Beneath The Streets
Castle Arcade, Cardiff
I’ve managed to live quite happily in Cardiff for over 30 years without once venturing into its murkier depths. This innocence has been brought to a perturbing end by Beneath The Streets, which literally takes its audience down into a dark, subterranean world.
Punchdrunk is the London-based company which specialises in creating immersive, site-specific theatrical experiences (their The Drowned Man: A Hollywood Fable is currently running in conjunction with The National Theatre). Cardiff’s Hijinx specialises in work which is inclusive of performers and audiences with learning disabilities and hearing impairments.
This collaborative production is the result of a two-week training residency, involving members of the Hijinx Academy, who make up much of the 25-strong cast.
Our journey begins as we wait outside the rendezvous point, opposite Cardiff Castle. Our group (of around 20 apprehensive souls) is led into one of the historic Castle Arcade’s several cafes, where we are invited to sample a special blend of coffee. Having been thus tricked into a hypnotic trance, we are then ushered downstairs, into the maze of dark, underground corridors.
This is a world of Lost Things. Doors are labelled: Lost Keys, Lost Teeth, Lost In Music, Lost Train Of Thought, Lost Sight. Some of these doors are locked, obviously leading nowhere. Behind others, strange events occur. Audience members wander along, choosing either to follow the performers into various spaces, or simply to observe from as much of a distance as is possible.
A young woman takes my hand and leads me seductively into a small room (sadly not a common occurrence). This is the room of Lost Love, where she tells a tragically ironic tale of wartime romance.
In the room labelled Lost In Translation, an obscure dramatic tableau unfolds in front of an artfully tattered pile of torn-out pages. In the room of Lost Memories, whose shelves are laden with vials of fluorescent substances, two women clad as gypsy fortune-tellers ask us about past kisses and long-lost Christmases.

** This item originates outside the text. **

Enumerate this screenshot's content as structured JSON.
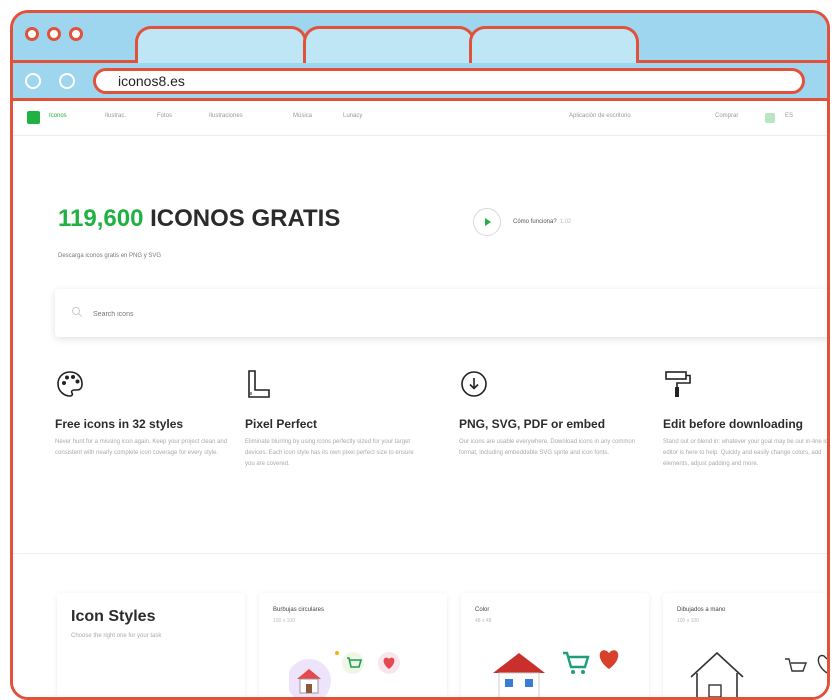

In the ill-lit passageways, some performers stand mute, while others play out a scenario involving running away, carrying battered items of luggage, calling to mind tales of escaping refugees. This is the set-up for the play’s climax, in which we all gather as some residents of the underworld are given the opportunity to return to their former lives via a portal ingeniously disguised as a pile of suitcases; only they have to leave their baggage behind.
The steampunk-inflected design is a vital element of the show, although Julie Landau can’t have had much difficulty making the streets beneath the streets seem eerie. Director Matthew Blake creates a world of regret and outsiderdom, without altogether denying us lighter moments.
The action is inevitably unfocussed, and one is constantly torn between the fear of missing something and relief at not being drawn into someone’s personal nightmare. For while Beneath The Streets contains no overt “horror” elements, it’s certainly creepy, and not recommended for those who suffer from claustrophobia.
Each performance lasts a little over half an hour; during this run, there were eight, over two nights. While the location—beneath one of the city’s most characterful precincts—adds to the ambience of the piece, the themes are universal. If this experiment is repeated, either here or elsewhere, I would certainly recommend experiencing it.